Somali pirates hijack two LPG tankers in 24 hours
Somali pirates seized control of the German-owned merchant vessel Beluga Fortune in the Indian Ocean on Sunday, the second hijacking in the region in as many days, a regional maritime official said.
"The Beluga Fortune was taken today in the Somali basin. We don't know yet exactly where she was hijacked or where she was heading to," Andrew Mwangura of the East African Seafarers' Assistance Programme told Reuters.
The Beluga Fortune is owned by the Bremen-based Beluga Shipping. Mwangura said the vessel was likely flying a flag of convenience. It was not immediately clear how many crew were aboard at the time the ship was commandeered by pirates, nor what it was carrying.
Somalia has lacked an effective central government for almost two decades and is awash with weapons. The mayhem on land has allowed piracy to boom in the strategic waterways off its shores linking Europe to Asia and Africa.
Earlier, it was reported sea-bandits from the lawless Horn of Africa nation had grabbed a Singapore-flagged liquefied petroleum gas (LPG) tanker 50 miles (80km) off the coast of east Africa.

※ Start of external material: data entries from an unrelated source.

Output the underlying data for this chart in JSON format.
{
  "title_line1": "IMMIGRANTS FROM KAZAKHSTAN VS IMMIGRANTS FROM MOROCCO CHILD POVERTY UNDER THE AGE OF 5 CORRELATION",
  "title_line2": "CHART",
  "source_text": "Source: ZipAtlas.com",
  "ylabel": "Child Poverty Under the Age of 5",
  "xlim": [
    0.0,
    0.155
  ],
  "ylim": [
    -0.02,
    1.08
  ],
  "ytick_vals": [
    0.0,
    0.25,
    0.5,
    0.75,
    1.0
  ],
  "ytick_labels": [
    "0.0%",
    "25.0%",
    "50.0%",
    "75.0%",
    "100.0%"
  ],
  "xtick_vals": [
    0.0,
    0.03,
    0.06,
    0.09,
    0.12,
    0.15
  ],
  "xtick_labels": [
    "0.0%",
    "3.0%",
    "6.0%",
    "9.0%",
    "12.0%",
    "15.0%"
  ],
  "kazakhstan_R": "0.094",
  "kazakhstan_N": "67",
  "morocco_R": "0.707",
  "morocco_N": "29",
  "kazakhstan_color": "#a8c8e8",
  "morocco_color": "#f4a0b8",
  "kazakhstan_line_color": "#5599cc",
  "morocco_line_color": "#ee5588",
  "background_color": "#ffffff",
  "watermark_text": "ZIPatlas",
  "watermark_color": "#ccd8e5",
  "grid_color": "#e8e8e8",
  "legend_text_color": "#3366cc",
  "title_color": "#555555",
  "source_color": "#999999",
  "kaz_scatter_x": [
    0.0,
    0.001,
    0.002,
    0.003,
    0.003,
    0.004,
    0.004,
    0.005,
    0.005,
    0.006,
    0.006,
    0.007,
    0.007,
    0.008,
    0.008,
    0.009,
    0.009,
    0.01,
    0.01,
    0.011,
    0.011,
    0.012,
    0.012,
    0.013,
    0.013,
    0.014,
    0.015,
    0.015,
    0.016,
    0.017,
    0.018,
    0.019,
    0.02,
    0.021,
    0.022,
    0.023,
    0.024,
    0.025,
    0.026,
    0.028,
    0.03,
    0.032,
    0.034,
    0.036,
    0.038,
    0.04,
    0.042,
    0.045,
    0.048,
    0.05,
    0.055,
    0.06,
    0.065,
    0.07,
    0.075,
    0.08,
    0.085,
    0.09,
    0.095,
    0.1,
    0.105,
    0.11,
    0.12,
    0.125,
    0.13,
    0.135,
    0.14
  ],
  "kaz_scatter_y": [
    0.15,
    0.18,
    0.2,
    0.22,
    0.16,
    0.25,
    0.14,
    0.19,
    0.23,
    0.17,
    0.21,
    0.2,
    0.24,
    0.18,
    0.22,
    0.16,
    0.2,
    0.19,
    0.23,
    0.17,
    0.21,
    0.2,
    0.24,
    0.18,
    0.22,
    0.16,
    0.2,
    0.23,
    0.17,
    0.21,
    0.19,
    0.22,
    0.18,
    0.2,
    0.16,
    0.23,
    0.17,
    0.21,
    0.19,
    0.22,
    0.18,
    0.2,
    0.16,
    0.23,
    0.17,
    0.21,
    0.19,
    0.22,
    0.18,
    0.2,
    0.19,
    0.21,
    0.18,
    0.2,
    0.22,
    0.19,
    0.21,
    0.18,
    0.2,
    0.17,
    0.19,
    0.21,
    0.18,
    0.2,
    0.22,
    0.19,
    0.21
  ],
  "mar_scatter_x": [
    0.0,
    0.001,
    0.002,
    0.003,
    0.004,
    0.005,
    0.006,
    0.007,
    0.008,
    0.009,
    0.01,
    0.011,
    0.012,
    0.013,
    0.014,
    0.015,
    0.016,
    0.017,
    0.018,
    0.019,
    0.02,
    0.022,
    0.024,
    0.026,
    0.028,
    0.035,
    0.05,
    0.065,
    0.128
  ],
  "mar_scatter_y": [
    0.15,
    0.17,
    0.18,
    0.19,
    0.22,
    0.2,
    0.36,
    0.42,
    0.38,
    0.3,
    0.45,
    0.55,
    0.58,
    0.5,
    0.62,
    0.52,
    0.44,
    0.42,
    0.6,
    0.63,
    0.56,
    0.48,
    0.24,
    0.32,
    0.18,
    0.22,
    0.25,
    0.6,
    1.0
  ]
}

Mwangura said the pirates seized the Greek-managed MV York off Kenya on Saturday afternoon, less than 12 hours after it sailed from the Kenyan port of Mombasa. The European naval force, EU Navfor, said the vessel had a crew of 17, including a German master, two Ukrainians and 14 Filipinos, and was seized 50 miles (80 kms) from Mombasa.
"She was taken at 1730 local time. She was sailing empty after discharging her LPG cargo at the Shimanzi oil terminal in Mombasa," Mwangura told Reuters.
A pirate who identified himself as Hassan told Reuters by telephone that the LPG tanker, which has a deadweight of 5,076 tonnes, was heading for Garad, a pirate base on the coast of central Somalia.
Somali pirates are holding 20 vessels with more than 430 hostages, according to EU Navfor. Typically they earn a ransom for their release.